The soundtrack was composed by FoxN. The first single "Watcha Udadha" was released on 14 May 2026. The second single "Tomato Thakkali" was released on 23 May.

Track listing
| No. | Title | Lyrics | Singer(s) | Length |
|---|---|---|---|---|
| 1. | "Sattu Buttu" | Jothi Kanna, Pradeep PJ | Sublahshini, Pradeep PJ | 3:04 |
| 2. | "Tomato Thakkali" | Varma | Anthony Daasan, Pradeep PJ, Varma | 2:02 |
| 3. | "Watcha Udadha" | LRC, Pradeep PJ | Pradeep PJ | 2:48 |
| 4. | "Vazhi Thirivu" | Veno Miss | Veno Miss | 2:26 |
| 5. | "Doki Doki" | Pradeep PJ, Jothi Kanna | Adithya RK | 2:45 |
| Total length: |  |  |  | 13:05 |

== Release ==
Parimala and Co was released in theatres on 5 June 2026. It was distributed by Five Star Creations in Tamil Nadu. The film began streaming on ZEE5 from 10 July 2026.

=== Reception ===
Avinash Ramachandran of Cinema Express rated the film 1.5/5 and wrote, "Despite a terrific cast and an intriguing premise, this sluggish family mystery struggles to keep up the suspense and spirits". Bhuvanesh Chandar of The Hindu also gave a negative review, criticising the screenwriting and said the film tests one's patience. Abhinav Subramanian of The Times of India wrote, "George C. Williams' camerawork is clean and unfussy, but the cutting works against it, chopping straightforward scenes into needless jumps and forever nudging you to look here and then there for no real reason. The story, too, keeps circling back to the same house and the same question until it begins to feel thin".

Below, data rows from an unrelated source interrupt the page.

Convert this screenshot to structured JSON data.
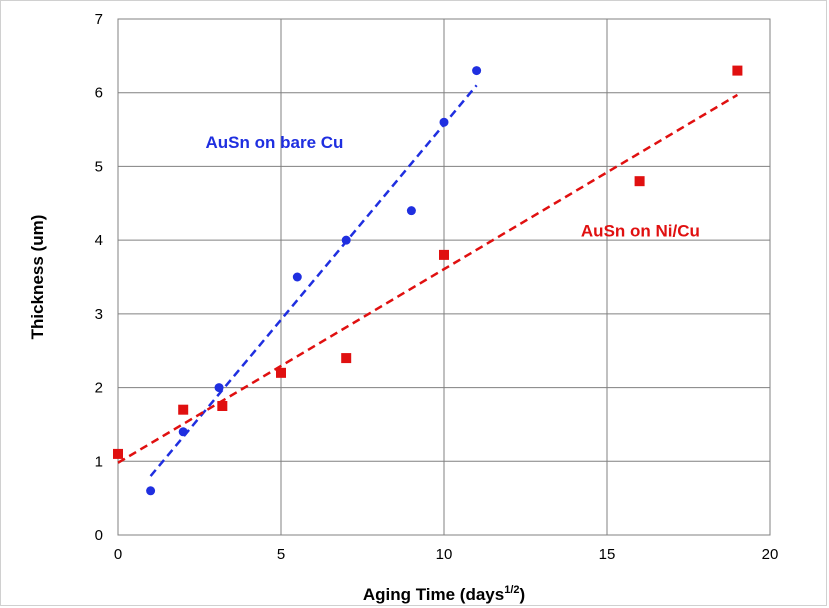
{
  "chart_data": {
    "type": "scatter",
    "xlabel": "Aging Time (days",
    "xlabel_sup": "1/2",
    "xlabel_end": ")",
    "ylabel": "Thickness (um)",
    "xlim": [
      0,
      20
    ],
    "ylim": [
      0,
      7
    ],
    "x_ticks": [
      0,
      5,
      10,
      15,
      20
    ],
    "y_ticks": [
      0,
      1,
      2,
      3,
      4,
      5,
      6,
      7
    ],
    "grid": true,
    "series": [
      {
        "name": "AuSn on bare Cu",
        "marker": "circle",
        "color": "#1f2fe0",
        "x": [
          1,
          2,
          3.1,
          5.5,
          7,
          9,
          10,
          11
        ],
        "y": [
          0.6,
          1.4,
          2.0,
          3.5,
          4.0,
          4.4,
          5.6,
          6.3
        ],
        "trendline": {
          "style": "dashed",
          "x": [
            1,
            11
          ],
          "y": [
            0.8,
            6.1
          ]
        }
      },
      {
        "name": "AuSn on Ni/Cu",
        "marker": "square",
        "color": "#e01010",
        "x": [
          0,
          2,
          3.2,
          5,
          7,
          10,
          16,
          19
        ],
        "y": [
          1.1,
          1.7,
          1.75,
          2.2,
          2.4,
          3.8,
          4.8,
          6.3
        ],
        "trendline": {
          "style": "dashed",
          "x": [
            0,
            19
          ],
          "y": [
            0.98,
            5.97
          ]
        }
      }
    ],
    "annotations": [
      {
        "text": "AuSn on bare Cu",
        "color": "#1f2fe0",
        "series": 0
      },
      {
        "text": "AuSn on Ni/Cu",
        "color": "#e01010",
        "series": 1
      }
    ]
  }
}
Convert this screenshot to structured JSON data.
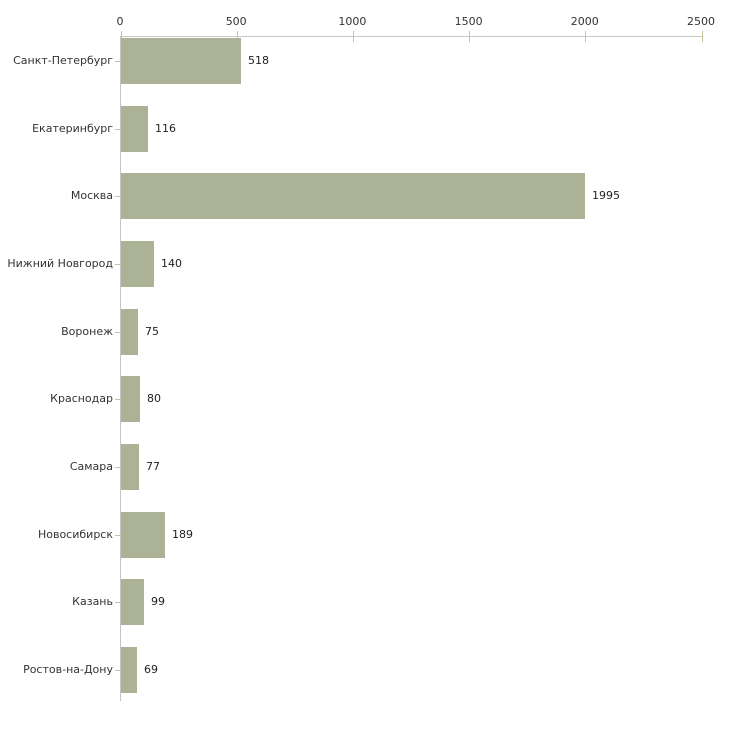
{
  "chart_data": {
    "type": "bar",
    "orientation": "horizontal",
    "title": "",
    "xlabel": "",
    "ylabel": "",
    "categories": [
      "Санкт-Петербург",
      "Екатеринбург",
      "Москва",
      "Нижний Новгород",
      "Воронеж",
      "Краснодар",
      "Самара",
      "Новосибирск",
      "Казань",
      "Ростов-на-Дону"
    ],
    "values": [
      518,
      116,
      1995,
      140,
      75,
      80,
      77,
      189,
      99,
      69
    ],
    "value_labels_shown": true,
    "xlim": [
      0,
      2500
    ],
    "x_ticks": [
      0,
      500,
      1000,
      1500,
      2000,
      2500
    ],
    "x_axis_position": "top",
    "grid": "off",
    "legend": "none",
    "colors": {
      "bar_fill": "#acb295",
      "axis_line": "#c8c8c8",
      "tick_mark": "#c9c39b",
      "text": "#333333",
      "background": "#ffffff"
    }
  }
}
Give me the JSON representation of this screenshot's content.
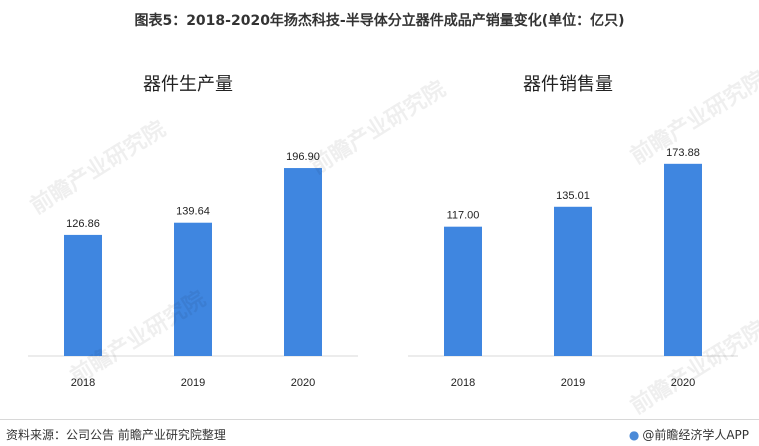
{
  "title": "图表5：2018-2020年扬杰科技-半导体分立器件成品产销量变化(单位：亿只)",
  "footer": {
    "source": "资料来源：公司公告  前瞻产业研究院整理",
    "brand": "@前瞻经济学人APP"
  },
  "watermark": "前瞻产业研究院",
  "colors": {
    "bar": "#3f86e0",
    "axis": "#d9d9d9"
  },
  "chart_data": [
    {
      "type": "bar",
      "title": "器件生产量",
      "categories": [
        "2018",
        "2019",
        "2020"
      ],
      "values": [
        126.86,
        139.64,
        196.9
      ],
      "labels": [
        "126.86",
        "139.64",
        "196.90"
      ],
      "ylim": [
        0,
        220
      ],
      "grid": false
    },
    {
      "type": "bar",
      "title": "器件销售量",
      "categories": [
        "2018",
        "2019",
        "2020"
      ],
      "values": [
        117.0,
        135.01,
        173.88
      ],
      "labels": [
        "117.00",
        "135.01",
        "173.88"
      ],
      "ylim": [
        0,
        190
      ],
      "grid": false
    }
  ]
}
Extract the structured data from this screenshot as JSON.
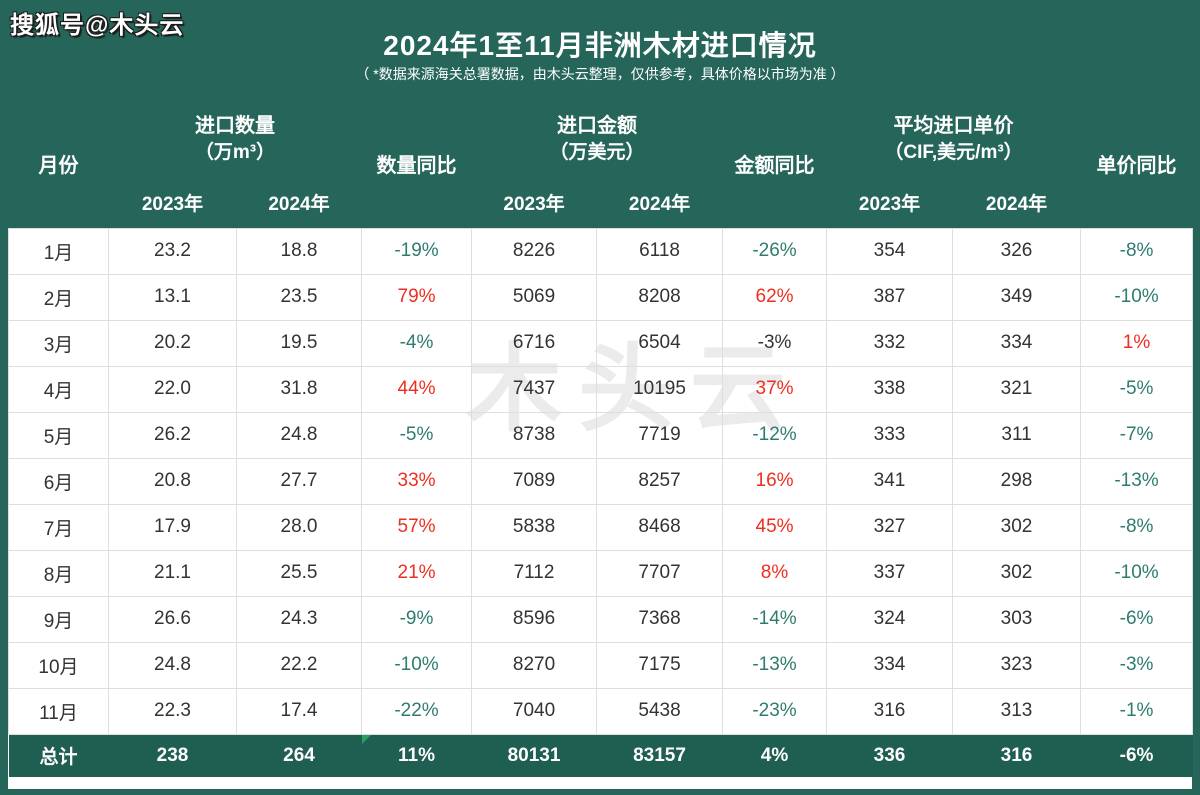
{
  "page": {
    "badge": "搜狐号@木头云",
    "title": "2024年1至11月非洲木材进口情况",
    "subtitle": "（ *数据来源海关总署数据，由木头云整理，仅供参考，具体价格以市场为准 ）",
    "center_watermark": "木头云"
  },
  "colors": {
    "page_bg": "#26665A",
    "total_row_bg": "#1E5F52",
    "increase_red": "#ee2e20",
    "decrease_teal": "#2e7b70",
    "data_dark": "#333333",
    "watermark_gray": "#ebebeb",
    "marker_green": "#27a05d"
  },
  "chart_data": {
    "type": "table",
    "title": "2024年1至11月非洲木材进口情况",
    "header": {
      "month": "月份",
      "qty_line1": "进口数量",
      "qty_line2": "（万m³）",
      "qty_yoy": "数量同比",
      "amt_line1": "进口金额",
      "amt_line2": "（万美元）",
      "amt_yoy": "金额同比",
      "price_line1": "平均进口单价",
      "price_line2": "（CIF,美元/m³）",
      "price_yoy": "单价同比",
      "y2023": "2023年",
      "y2024": "2024年"
    },
    "rows": [
      {
        "month": "1月",
        "q23": "23.2",
        "q24": "18.8",
        "qy": "-19%",
        "qyc": "teal",
        "a23": "8226",
        "a24": "6118",
        "ay": "-26%",
        "ayc": "teal",
        "p23": "354",
        "p24": "326",
        "py": "-8%",
        "pyc": "teal"
      },
      {
        "month": "2月",
        "q23": "13.1",
        "q24": "23.5",
        "qy": "79%",
        "qyc": "red",
        "a23": "5069",
        "a24": "8208",
        "ay": "62%",
        "ayc": "red",
        "p23": "387",
        "p24": "349",
        "py": "-10%",
        "pyc": "teal"
      },
      {
        "month": "3月",
        "q23": "20.2",
        "q24": "19.5",
        "qy": "-4%",
        "qyc": "teal",
        "a23": "6716",
        "a24": "6504",
        "ay": "-3%",
        "ayc": "dark",
        "p23": "332",
        "p24": "334",
        "py": "1%",
        "pyc": "red"
      },
      {
        "month": "4月",
        "q23": "22.0",
        "q24": "31.8",
        "qy": "44%",
        "qyc": "red",
        "a23": "7437",
        "a24": "10195",
        "ay": "37%",
        "ayc": "red",
        "p23": "338",
        "p24": "321",
        "py": "-5%",
        "pyc": "teal"
      },
      {
        "month": "5月",
        "q23": "26.2",
        "q24": "24.8",
        "qy": "-5%",
        "qyc": "teal",
        "a23": "8738",
        "a24": "7719",
        "ay": "-12%",
        "ayc": "teal",
        "p23": "333",
        "p24": "311",
        "py": "-7%",
        "pyc": "teal"
      },
      {
        "month": "6月",
        "q23": "20.8",
        "q24": "27.7",
        "qy": "33%",
        "qyc": "red",
        "a23": "7089",
        "a24": "8257",
        "ay": "16%",
        "ayc": "red",
        "p23": "341",
        "p24": "298",
        "py": "-13%",
        "pyc": "teal"
      },
      {
        "month": "7月",
        "q23": "17.9",
        "q24": "28.0",
        "qy": "57%",
        "qyc": "red",
        "a23": "5838",
        "a24": "8468",
        "ay": "45%",
        "ayc": "red",
        "p23": "327",
        "p24": "302",
        "py": "-8%",
        "pyc": "teal"
      },
      {
        "month": "8月",
        "q23": "21.1",
        "q24": "25.5",
        "qy": "21%",
        "qyc": "red",
        "a23": "7112",
        "a24": "7707",
        "ay": "8%",
        "ayc": "red",
        "p23": "337",
        "p24": "302",
        "py": "-10%",
        "pyc": "teal"
      },
      {
        "month": "9月",
        "q23": "26.6",
        "q24": "24.3",
        "qy": "-9%",
        "qyc": "teal",
        "a23": "8596",
        "a24": "7368",
        "ay": "-14%",
        "ayc": "teal",
        "p23": "324",
        "p24": "303",
        "py": "-6%",
        "pyc": "teal"
      },
      {
        "month": "10月",
        "q23": "24.8",
        "q24": "22.2",
        "qy": "-10%",
        "qyc": "teal",
        "a23": "8270",
        "a24": "7175",
        "ay": "-13%",
        "ayc": "teal",
        "p23": "334",
        "p24": "323",
        "py": "-3%",
        "pyc": "teal"
      },
      {
        "month": "11月",
        "q23": "22.3",
        "q24": "17.4",
        "qy": "-22%",
        "qyc": "teal",
        "a23": "7040",
        "a24": "5438",
        "ay": "-23%",
        "ayc": "teal",
        "p23": "316",
        "p24": "313",
        "py": "-1%",
        "pyc": "teal"
      }
    ],
    "total": {
      "month": "总计",
      "q23": "238",
      "q24": "264",
      "qy": "11%",
      "a23": "80131",
      "a24": "83157",
      "ay": "4%",
      "p23": "336",
      "p24": "316",
      "py": "-6%"
    }
  }
}
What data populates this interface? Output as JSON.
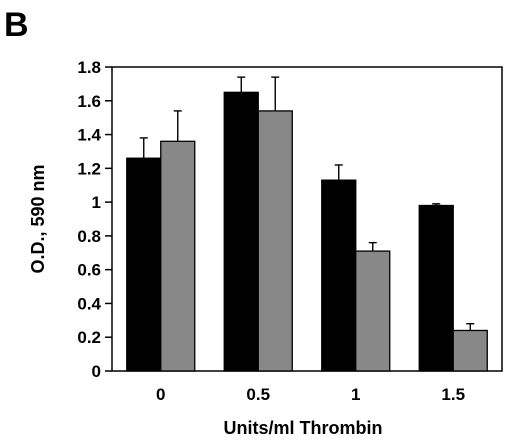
{
  "panel_label": "B",
  "chart_data": {
    "type": "bar",
    "title": "",
    "xlabel": "Units/ml Thrombin",
    "ylabel": "O.D., 590 nm",
    "categories": [
      "0",
      "0.5",
      "1",
      "1.5"
    ],
    "ylim": [
      0,
      1.8
    ],
    "yticks": [
      0,
      0.2,
      0.4,
      0.6,
      0.8,
      1,
      1.2,
      1.4,
      1.6,
      1.8
    ],
    "ytick_labels": [
      "0",
      "0.2",
      "0.4",
      "0.6",
      "0.8",
      "1",
      "1.2",
      "1.4",
      "1.6",
      "1.8"
    ],
    "grid": false,
    "legend": "none",
    "series": [
      {
        "color": "#000000",
        "values": [
          1.26,
          1.65,
          1.13,
          0.98
        ],
        "errors": [
          0.12,
          0.09,
          0.09,
          0.01
        ]
      },
      {
        "color": "#888888",
        "values": [
          1.36,
          1.54,
          0.71,
          0.24
        ],
        "errors": [
          0.18,
          0.2,
          0.05,
          0.04
        ]
      }
    ]
  }
}
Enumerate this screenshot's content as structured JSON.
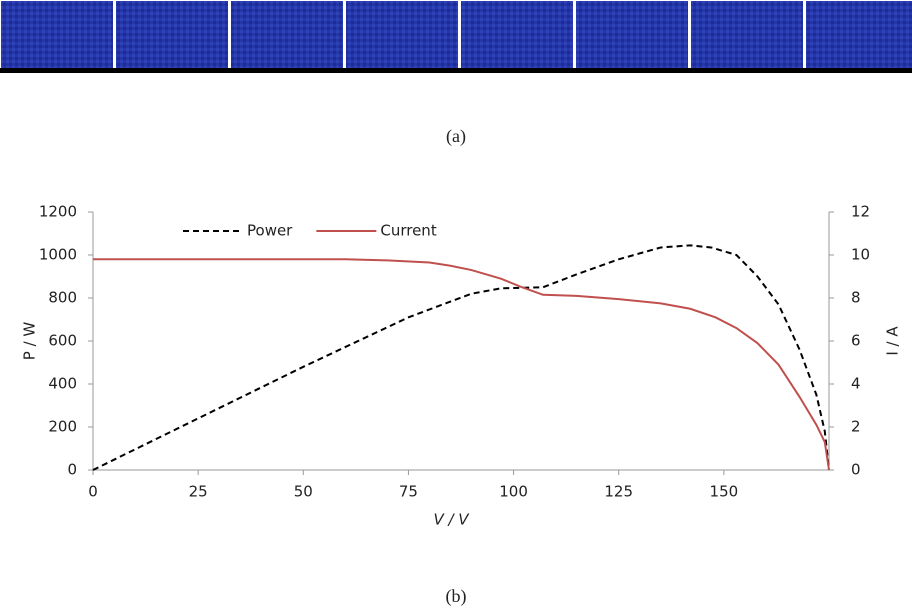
{
  "captions": {
    "top": "(a)",
    "bottom": "(b)"
  },
  "chart_data": {
    "type": "line",
    "x_label": "V / V",
    "y_label": "P / W",
    "y2_label": "I / A",
    "xlim": [
      0,
      175
    ],
    "xticks": [
      0,
      25,
      50,
      75,
      100,
      125,
      150
    ],
    "ylim": [
      0,
      1200
    ],
    "yticks": [
      0,
      200,
      400,
      600,
      800,
      1000,
      1200
    ],
    "y2lim": [
      0,
      12
    ],
    "y2ticks": [
      0,
      2,
      4,
      6,
      8,
      10,
      12
    ],
    "legend": "upper left",
    "series": [
      {
        "name": "Power",
        "color": "#000000",
        "dash": true,
        "x": [
          0,
          25,
          50,
          75,
          90,
          97,
          107,
          115,
          125,
          135,
          142,
          147,
          153,
          158,
          163,
          168,
          172,
          174,
          175
        ],
        "values": [
          0,
          240,
          480,
          710,
          820,
          845,
          850,
          910,
          980,
          1035,
          1045,
          1035,
          1000,
          900,
          770,
          560,
          350,
          180,
          0
        ]
      },
      {
        "name": "Current",
        "color": "#c0504d",
        "dash": false,
        "axis": "y2",
        "x": [
          0,
          60,
          70,
          80,
          85,
          90,
          97,
          102,
          107,
          115,
          125,
          135,
          142,
          148,
          153,
          158,
          163,
          168,
          172,
          174,
          175
        ],
        "values": [
          9.8,
          9.8,
          9.75,
          9.65,
          9.5,
          9.3,
          8.9,
          8.5,
          8.15,
          8.1,
          7.95,
          7.75,
          7.5,
          7.1,
          6.6,
          5.9,
          4.9,
          3.4,
          2.1,
          1.3,
          0
        ]
      }
    ]
  }
}
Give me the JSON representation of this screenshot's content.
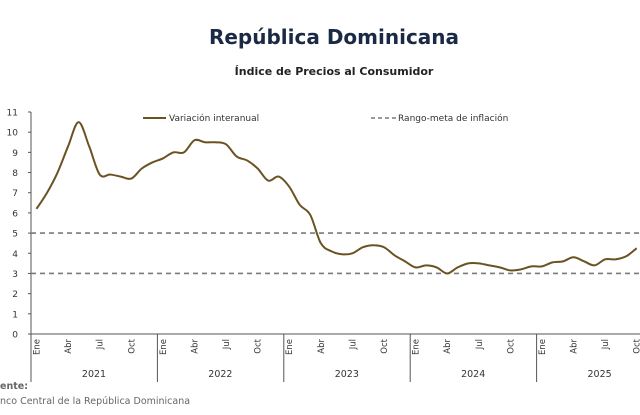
{
  "title": "República Dominicana",
  "subtitle": "Índice de Precios al Consumidor",
  "source": {
    "label": "ente:",
    "text": "nco Central de la República Dominicana"
  },
  "chart_data": {
    "type": "line",
    "title": "República Dominicana",
    "subtitle": "Índice de Precios al Consumidor",
    "ylim": [
      0,
      11
    ],
    "yticks": [
      0,
      1,
      2,
      3,
      4,
      5,
      6,
      7,
      8,
      9,
      10,
      11
    ],
    "grid": false,
    "legend_position": "top",
    "month_labels": [
      "Ene",
      "Abr",
      "Jul",
      "Oct"
    ],
    "years": [
      "2021",
      "2022",
      "2023",
      "2024",
      "2025"
    ],
    "x_start": "2021-01",
    "x_end": "2025-10",
    "series": [
      {
        "name": "Variación interanual",
        "style": "solid",
        "color": "#6b5223",
        "values": [
          6.2,
          7.0,
          8.0,
          9.3,
          10.5,
          9.3,
          7.9,
          7.9,
          7.8,
          7.7,
          8.2,
          8.5,
          8.7,
          9.0,
          9.0,
          9.6,
          9.5,
          9.5,
          9.4,
          8.8,
          8.6,
          8.2,
          7.6,
          7.8,
          7.3,
          6.4,
          5.9,
          4.5,
          4.1,
          3.95,
          4.0,
          4.3,
          4.4,
          4.3,
          3.9,
          3.6,
          3.3,
          3.4,
          3.3,
          3.0,
          3.3,
          3.5,
          3.5,
          3.4,
          3.3,
          3.15,
          3.2,
          3.35,
          3.35,
          3.55,
          3.6,
          3.8,
          3.6,
          3.4,
          3.7,
          3.7,
          3.85,
          4.25
        ]
      },
      {
        "name": "Rango-meta de inflación",
        "style": "dashed",
        "color": "#7a7a7a",
        "bands": [
          3,
          5
        ]
      }
    ]
  }
}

Janani K of India Today gave the film 1.5/5, comparing it unfavourably to Drishyam (2013) and wrote, "Despite having the best of talents as part of the cast, the film is non-inventive and drowns in weak writing". Anandu Suresh of The Indian Express rated the film 1/5 and wrote, "Pandiraaj could have at least spoofed director Jeethu Joseph's Papanasam/Drishyam, and it might still have worked out better for him."

=== Box office ===

Parimala and Co collected ₹6.70 crore worldwide within the first three days of release.